数据排序
1,全局排序(order by):类似于标准SQL,只使用一个Reducer执行全局数据排序;速度慢,应提前做好数据过滤 ;支持使用case when或表达式;支持按位置编号排序
desc升序,asc降序,不写desc和asc情况下,就是默认asc降序排列
select * from t_window order by cost;
2,每个reduce内部排序(sort by):对于大规模的数据集 order by 的效率非常低。在很多情况下,并不需要全局排序,此时可以使用 sort by。
//设置reduce个数为3个,当个数设置为1的时候,等于全局排序order by
set mapreduce.job.reduces=3;
//查看设置reduce个数
set mapreduce.job.reduces;
3,分区排序(distribute by):在有些情况下,我们需要控制某个特定行应该到哪个 reducer,通常是为了进行后续的聚集操作。
注:distribute by 的分区规则是根据分区字段的 hash 码与 reduce 的个数进行模除后,余数相同的分到一个区。

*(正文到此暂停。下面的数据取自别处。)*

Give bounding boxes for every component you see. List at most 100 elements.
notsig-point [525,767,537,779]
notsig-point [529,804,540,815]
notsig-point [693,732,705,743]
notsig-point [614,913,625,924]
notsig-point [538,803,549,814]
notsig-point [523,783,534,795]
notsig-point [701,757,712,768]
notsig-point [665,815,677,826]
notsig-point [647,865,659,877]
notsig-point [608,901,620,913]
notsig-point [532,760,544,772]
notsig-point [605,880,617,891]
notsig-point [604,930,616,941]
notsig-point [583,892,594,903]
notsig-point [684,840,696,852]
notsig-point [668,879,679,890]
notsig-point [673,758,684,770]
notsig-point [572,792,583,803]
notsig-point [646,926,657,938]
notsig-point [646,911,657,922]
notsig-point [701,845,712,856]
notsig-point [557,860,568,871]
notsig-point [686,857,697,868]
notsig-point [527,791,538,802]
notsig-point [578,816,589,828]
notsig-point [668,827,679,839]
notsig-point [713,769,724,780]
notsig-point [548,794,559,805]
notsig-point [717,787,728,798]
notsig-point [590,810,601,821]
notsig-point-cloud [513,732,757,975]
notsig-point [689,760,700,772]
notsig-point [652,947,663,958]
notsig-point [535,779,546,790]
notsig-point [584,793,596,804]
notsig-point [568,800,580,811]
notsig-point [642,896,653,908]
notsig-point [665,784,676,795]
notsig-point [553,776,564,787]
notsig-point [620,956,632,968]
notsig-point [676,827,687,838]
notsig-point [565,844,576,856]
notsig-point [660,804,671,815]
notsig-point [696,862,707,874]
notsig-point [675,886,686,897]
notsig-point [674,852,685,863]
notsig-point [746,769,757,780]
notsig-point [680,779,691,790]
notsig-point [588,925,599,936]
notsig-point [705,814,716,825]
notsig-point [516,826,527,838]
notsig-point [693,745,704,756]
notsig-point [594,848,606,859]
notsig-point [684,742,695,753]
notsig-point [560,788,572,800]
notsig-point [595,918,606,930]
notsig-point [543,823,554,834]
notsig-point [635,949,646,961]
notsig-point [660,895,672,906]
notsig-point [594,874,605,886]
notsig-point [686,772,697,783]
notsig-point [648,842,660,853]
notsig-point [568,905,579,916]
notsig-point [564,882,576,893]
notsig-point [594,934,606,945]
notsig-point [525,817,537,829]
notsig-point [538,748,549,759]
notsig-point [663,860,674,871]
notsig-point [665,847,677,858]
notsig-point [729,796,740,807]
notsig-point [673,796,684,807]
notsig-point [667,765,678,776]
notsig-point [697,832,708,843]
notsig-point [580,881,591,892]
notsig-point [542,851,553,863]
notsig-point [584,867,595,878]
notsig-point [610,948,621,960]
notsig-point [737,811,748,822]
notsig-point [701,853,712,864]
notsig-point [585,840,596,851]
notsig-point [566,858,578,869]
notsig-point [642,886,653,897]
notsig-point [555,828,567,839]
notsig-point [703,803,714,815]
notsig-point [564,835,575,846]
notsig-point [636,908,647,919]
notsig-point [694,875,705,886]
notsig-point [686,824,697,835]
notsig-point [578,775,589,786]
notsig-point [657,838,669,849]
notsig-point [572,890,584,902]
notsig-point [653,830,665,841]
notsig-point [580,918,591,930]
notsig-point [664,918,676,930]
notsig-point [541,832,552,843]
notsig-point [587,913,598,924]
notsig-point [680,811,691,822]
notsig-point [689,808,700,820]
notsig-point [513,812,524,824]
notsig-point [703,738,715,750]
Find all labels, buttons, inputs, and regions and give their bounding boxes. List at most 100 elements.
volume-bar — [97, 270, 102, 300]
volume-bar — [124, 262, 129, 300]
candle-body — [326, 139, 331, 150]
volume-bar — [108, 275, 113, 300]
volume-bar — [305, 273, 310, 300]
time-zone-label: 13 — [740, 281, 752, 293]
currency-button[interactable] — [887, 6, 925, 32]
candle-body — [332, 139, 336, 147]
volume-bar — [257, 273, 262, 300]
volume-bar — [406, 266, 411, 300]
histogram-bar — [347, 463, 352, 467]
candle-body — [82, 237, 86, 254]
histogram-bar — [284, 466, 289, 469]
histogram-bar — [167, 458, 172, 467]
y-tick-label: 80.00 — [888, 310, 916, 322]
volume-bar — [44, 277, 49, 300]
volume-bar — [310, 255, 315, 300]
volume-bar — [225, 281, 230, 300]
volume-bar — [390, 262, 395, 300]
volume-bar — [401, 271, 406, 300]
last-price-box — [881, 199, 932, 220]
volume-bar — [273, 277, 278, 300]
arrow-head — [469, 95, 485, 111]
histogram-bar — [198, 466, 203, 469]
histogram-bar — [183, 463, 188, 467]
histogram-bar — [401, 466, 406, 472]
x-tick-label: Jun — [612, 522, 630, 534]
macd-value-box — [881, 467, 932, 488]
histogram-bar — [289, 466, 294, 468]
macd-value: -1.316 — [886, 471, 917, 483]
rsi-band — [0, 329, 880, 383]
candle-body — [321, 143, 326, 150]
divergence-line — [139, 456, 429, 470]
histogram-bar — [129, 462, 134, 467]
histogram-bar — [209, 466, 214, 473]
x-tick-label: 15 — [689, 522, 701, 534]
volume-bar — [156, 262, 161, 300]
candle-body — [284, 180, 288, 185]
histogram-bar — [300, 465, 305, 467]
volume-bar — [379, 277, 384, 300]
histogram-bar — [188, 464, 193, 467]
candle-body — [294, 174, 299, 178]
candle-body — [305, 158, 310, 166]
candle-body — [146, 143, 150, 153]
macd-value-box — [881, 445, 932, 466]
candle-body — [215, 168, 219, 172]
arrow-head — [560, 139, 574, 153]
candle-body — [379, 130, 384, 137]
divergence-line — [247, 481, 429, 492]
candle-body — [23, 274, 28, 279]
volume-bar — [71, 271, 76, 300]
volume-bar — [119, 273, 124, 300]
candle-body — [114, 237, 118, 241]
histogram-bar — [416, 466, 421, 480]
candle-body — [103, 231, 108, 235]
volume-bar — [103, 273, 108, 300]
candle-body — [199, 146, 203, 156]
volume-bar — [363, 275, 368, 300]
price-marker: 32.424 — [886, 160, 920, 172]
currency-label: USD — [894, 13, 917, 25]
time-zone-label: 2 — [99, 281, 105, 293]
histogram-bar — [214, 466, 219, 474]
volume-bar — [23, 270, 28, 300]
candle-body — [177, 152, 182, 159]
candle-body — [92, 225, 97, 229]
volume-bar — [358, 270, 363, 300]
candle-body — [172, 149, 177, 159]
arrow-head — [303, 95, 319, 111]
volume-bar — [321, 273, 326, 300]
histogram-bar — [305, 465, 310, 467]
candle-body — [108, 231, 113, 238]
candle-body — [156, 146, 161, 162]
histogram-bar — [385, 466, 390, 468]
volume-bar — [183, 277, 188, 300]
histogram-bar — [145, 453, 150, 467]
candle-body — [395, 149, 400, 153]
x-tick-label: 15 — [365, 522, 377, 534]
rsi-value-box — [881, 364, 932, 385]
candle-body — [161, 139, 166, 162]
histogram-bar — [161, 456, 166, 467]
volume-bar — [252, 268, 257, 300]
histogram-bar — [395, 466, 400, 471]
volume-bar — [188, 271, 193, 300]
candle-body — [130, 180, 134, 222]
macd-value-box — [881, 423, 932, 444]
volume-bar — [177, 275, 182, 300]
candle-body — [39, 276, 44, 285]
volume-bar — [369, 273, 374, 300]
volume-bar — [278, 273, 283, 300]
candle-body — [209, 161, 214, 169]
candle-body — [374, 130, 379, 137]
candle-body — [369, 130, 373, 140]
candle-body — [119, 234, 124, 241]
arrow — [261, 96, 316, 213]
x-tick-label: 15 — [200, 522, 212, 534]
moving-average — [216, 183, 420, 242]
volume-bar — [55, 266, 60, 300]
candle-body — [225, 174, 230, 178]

Hive 要求 DISTRIBUTE BY 语句要写在 SORT BY 语句之前
//设置reduce个数
set mapreduce.job.reduces=3;
//先按日期分区,再按金额降序
select * from t_window distribute by orderdate sort by cost desc;
4,簇排序(cluster by):当 distribute by 和 sorts by 字段相同时,可以使用 cluster by 方式。
cluster by 除了具有 distribute by 的功能外还兼具 sort by 的功能。但是排序只能是升序排序,不能指定排序规则为 asc 或者 desc。
cluster by = distribute by +sort by
select * from t_window cluster by cost
select * from t_window distribute by orderdate sort by cost desc;
窗口函数
窗口函数简单的说就是在执行聚合函数的时候指定一个操作窗口,这个窗口由over来进行控制。接下来重点介绍一下over()函数。
over():指定分析函数工作的数据窗口大小,这个大小可能会随着行的变化而变化。
基本语法如下:<分析函数> over ( partition by <分组> order by <排序> desc/asc rows between 开始行 and 结束行 )
preceding:往前;following: 往后;current row:当前行;
unbounded :起点(一般结合preceding,following使用);
unbounded preceding: 表示该窗口最前面的行(起点);
unbounded following:该窗口最后面的行(终点)
rows between unbounded preceding and current row --(表示从窗口起点到当前行)
rows between unbounded preceding and unbounded following--(表示从窗口起点到终点)
rows between 2 preceding and 1 following --(表示往前2行到往后1行)
rows between 2 preceding and 1 current row --(表示往前两行到当前行)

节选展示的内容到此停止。